Estou vendo, daqui, surpresa nos teus olhos verde-claros, nêsses olhos que investigam furiosamente a vida alheia, inventariando-a sem piedade. Adivinho que pensas, nêste instante: — «E' que eu nasci para viver em cenários de alto luxo, para envergar vestidos preciosos, para me cobrir de joias resplendentes, para levar uma vida de princesa milionária; nada disso possuo; e não me resigno a saber que outras, que não valem mais do que eu, têm tudo ou parte disso...» Pensas assim, não é verdade, Lúcia?
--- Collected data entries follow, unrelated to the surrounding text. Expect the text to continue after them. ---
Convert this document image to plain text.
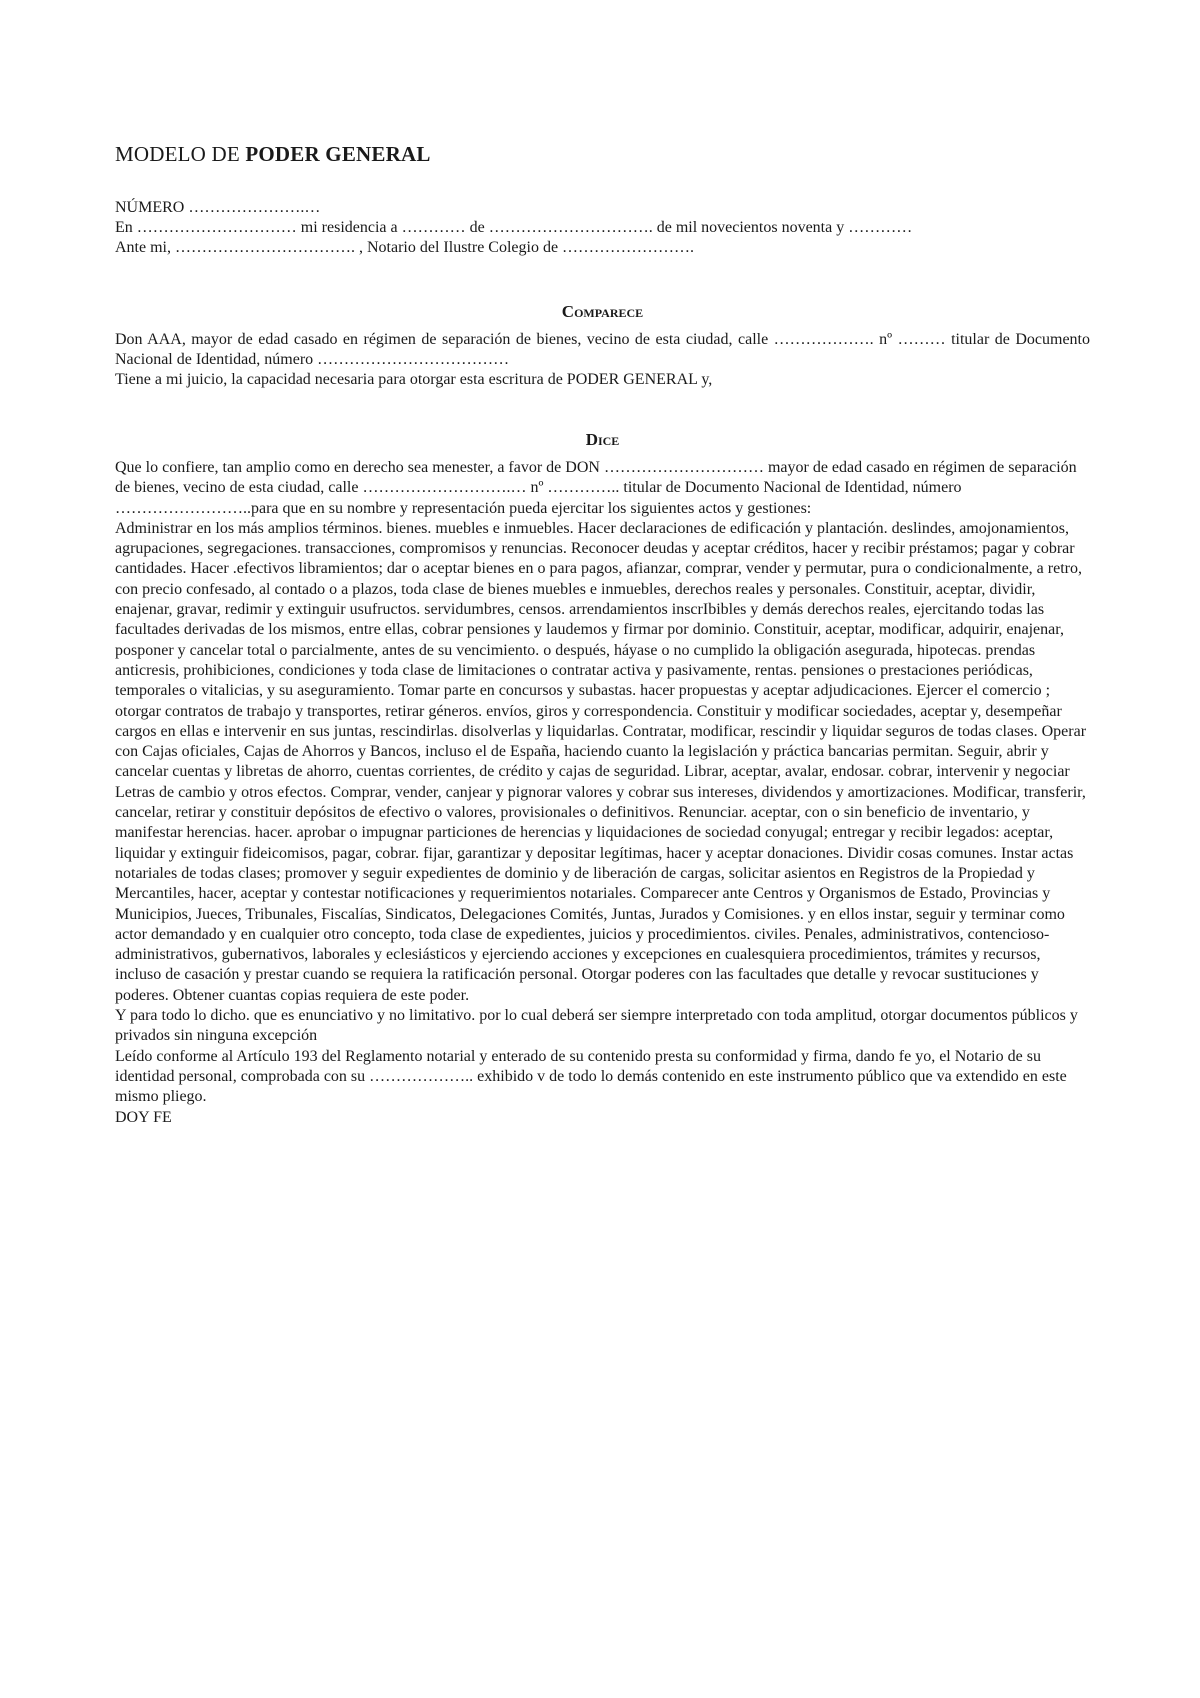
MODELO DE PODER GENERAL
NÚMERO ………………….…
En ………………………… mi residencia a ………… de …………………………. de mil novecientos noventa y …………
Ante mi, ……………………………. , Notario del Ilustre Colegio de …………………….
Comparece

Don AAA, mayor de edad casado en régimen de separación de bienes, vecino de esta ciudad, calle ………………. nº ……… titular de Documento Nacional de Identidad, número ………………………………

Tiene a mi juicio, la capacidad necesaria para otorgar esta escritura de PODER GENERAL y,

Dice

Que lo confiere, tan amplio como en derecho sea menester, a favor de DON ………………………… mayor de edad casado en régimen de separación de bienes, vecino de esta ciudad, calle ……………………….… nº ………….. titular de Documento Nacional de Identidad, número ……………………..para que en su nombre y representación pueda ejercitar los siguientes actos y gestiones:

Administrar en los más amplios términos. bienes. muebles e inmuebles. Hacer declaraciones de edificación y plantación. deslindes, amojonamientos, agrupaciones, segregaciones. transacciones, compromisos y renuncias. Reconocer deudas y aceptar créditos, hacer y recibir préstamos; pagar y cobrar cantidades. Hacer .efectivos libramientos; dar o aceptar bienes en o para pagos, afianzar, comprar, vender y permutar, pura o condicionalmente, a retro, con precio confesado, al contado o a plazos, toda clase de bienes muebles e inmuebles, derechos reales y personales. Constituir, aceptar, dividir, enajenar, gravar, redimir y extinguir usufructos. servidumbres, censos. arrendamientos inscrIbibles y demás derechos reales, ejercitando todas las facultades derivadas de los mismos, entre ellas, cobrar pensiones y laudemos y firmar por dominio. Constituir, aceptar, modificar, adquirir, enajenar, posponer y cancelar total o parcialmente, antes de su vencimiento. o después, háyase o no cumplido la obligación asegurada, hipotecas. prendas anticresis, prohibiciones, condiciones y toda clase de limitaciones o contratar activa y pasivamente, rentas. pensiones o prestaciones periódicas, temporales o vitalicias, y su aseguramiento. Tomar parte en concursos y subastas. hacer propuestas y aceptar adjudicaciones. Ejercer el comercio ; otorgar contratos de trabajo y transportes, retirar géneros. envíos, giros y correspondencia. Constituir y modificar sociedades, aceptar y, desempeñar cargos en ellas e intervenir en sus juntas, rescindirlas. disolverlas y liquidarlas. Contratar, modificar, rescindir y liquidar seguros de todas clases. Operar con Cajas oficiales, Cajas de Ahorros y Bancos, incluso el de España, haciendo cuanto la legislación y práctica bancarias permitan. Seguir, abrir y cancelar cuentas y libretas de ahorro, cuentas corrientes, de crédito y cajas de seguridad. Librar, aceptar, avalar, endosar. cobrar, intervenir y negociar Letras de cambio y otros efectos. Comprar, vender, canjear y pignorar valores y cobrar sus intereses, dividendos y amortizaciones. Modificar, transferir, cancelar, retirar y constituir depósitos de efectivo o valores, provisionales o definitivos. Renunciar. aceptar, con o sin beneficio de inventario, y manifestar herencias. hacer. aprobar o impugnar particiones de herencias y liquidaciones de sociedad conyugal; entregar y recibir legados: aceptar, liquidar y extinguir fideicomisos, pagar, cobrar. fijar, garantizar y depositar legítimas, hacer y aceptar donaciones. Dividir cosas comunes. Instar actas notariales de todas clases; promover y seguir expedientes de dominio y de liberación de cargas, solicitar asientos en Registros de la Propiedad y Mercantiles, hacer, aceptar y contestar notificaciones y requerimientos notariales. Comparecer ante Centros y Organismos de Estado, Provincias y Municipios, Jueces, Tribunales, Fiscalías, Sindicatos, Delegaciones Comités, Juntas, Jurados y Comisiones. y en ellos instar, seguir y terminar como actor demandado y en cualquier otro concepto, toda clase de expedientes, juicios y procedimientos. civiles. Penales, administrativos, contencioso-administrativos, gubernativos, laborales y eclesiásticos y ejerciendo acciones y excepciones en cualesquiera procedimientos, trámites y recursos, incluso de casación y prestar cuando se requiera la ratificación personal. Otorgar poderes con las facultades que detalle y revocar sustituciones y poderes. Obtener cuantas copias requiera de este poder.

Y para todo lo dicho. que es enunciativo y no limitativo. por lo cual deberá ser siempre interpretado con toda amplitud, otorgar documentos públicos y privados sin ninguna excepción

Leído conforme al Artículo 193 del Reglamento notarial y enterado de su contenido presta su conformidad y firma, dando fe yo, el Notario de su identidad personal, comprobada con su ……………….. exhibido v de todo lo demás contenido en este instrumento público que va extendido en este mismo pliego.

DOY FE
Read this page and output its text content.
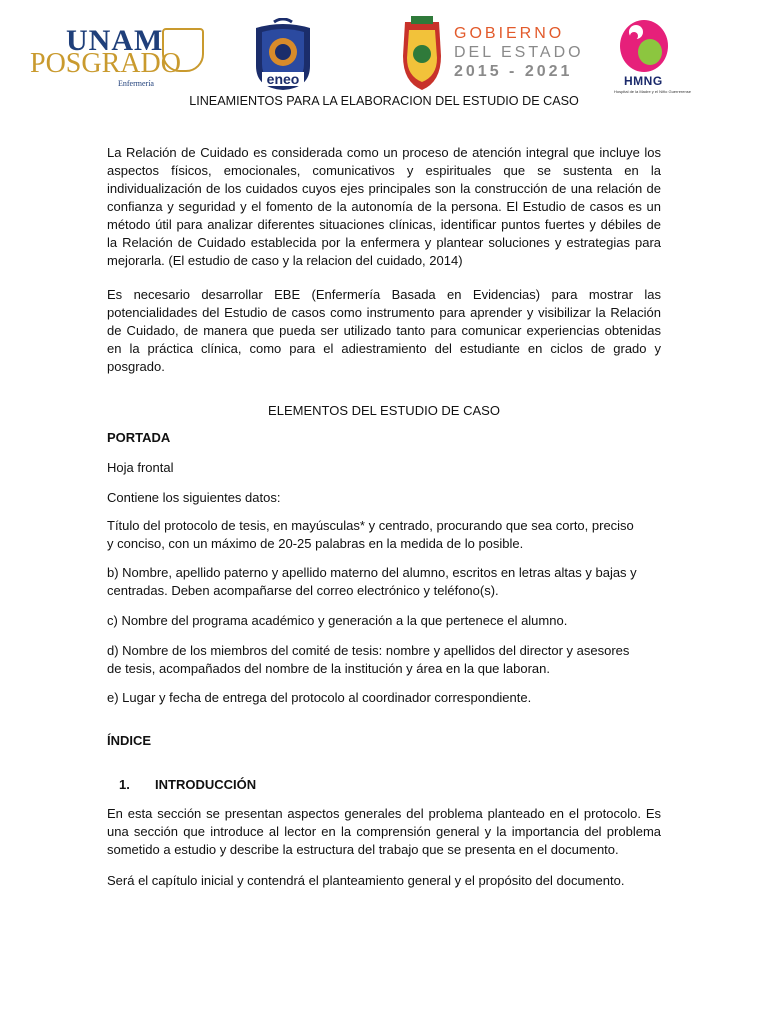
UNAM
POSGRADO
Enfermería	eneo
GOBIERNO
DEL ESTADO
2015 - 2021
HMNG
Hospital de la Madre y el Niño Guerrerense
LINEAMIENTOS PARA LA ELABORACION DEL ESTUDIO DE CASO

La Relación de Cuidado es considerada como un proceso de atención integral que incluye los aspectos físicos, emocionales, comunicativos y espirituales que se sustenta en la individualización de los cuidados cuyos ejes principales son la construcción de una relación de confianza y seguridad y el fomento de la autonomía de la persona. El Estudio de casos es un método útil para analizar diferentes situaciones clínicas, identificar puntos fuertes y débiles de la Relación de Cuidado establecida por la enfermera y plantear soluciones y estrategias para mejorarla. (El estudio de caso y la relacion del cuidado, 2014)

Es necesario desarrollar EBE (Enfermería Basada en Evidencias) para mostrar las potencialidades del Estudio de casos como instrumento para aprender y visibilizar la Relación de Cuidado, de manera que pueda ser utilizado tanto para comunicar experiencias obtenidas en la práctica clínica, como para el adiestramiento del estudiante en ciclos de grado y posgrado.

ELEMENTOS DEL ESTUDIO DE CASO

PORTADA

Hoja frontal

Contiene los siguientes datos:

Título del protocolo de tesis, en mayúsculas* y centrado, procurando que sea corto, preciso y conciso, con un máximo de 20-25 palabras en la medida de lo posible.

b) Nombre, apellido paterno y apellido materno del alumno, escritos en letras altas y bajas y centradas. Deben acompañarse del correo electrónico y teléfono(s).

c) Nombre del programa académico y generación a la que pertenece el alumno.

d) Nombre de los miembros del comité de tesis: nombre y apellidos del director y asesores de tesis, acompañados del nombre de la institución y área en la que laboran.

e) Lugar y fecha de entrega del protocolo al coordinador correspondiente.

ÍNDICE

1. INTRODUCCIÓN

En esta sección se presentan aspectos generales del problema planteado en el protocolo. Es una sección que introduce al lector en la comprensión general y la importancia del problema sometido a estudio y describe la estructura del trabajo que se presenta en el documento.

Será el capítulo inicial y contendrá el planteamiento general y el propósito del documento.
Mas quási todas nós nascemos — ou julgamos ter nascido ― para a grandeza e para a beleza. E como somos geralmente impotentes para alcançar a grandeza e a beleza pelo seu lado material, resta-nos um recurso, filão maravilhoso de alegrias sãs e legítimo orgulho. Esse recurso consiste em sentir e praticar coisas belas e elevadas, cultivando em nós mesmas a ternura, a generosidade, a indulgência, o amor pelos que sofrem. Isto é belo, é grande; e é, também, útil e fecundo.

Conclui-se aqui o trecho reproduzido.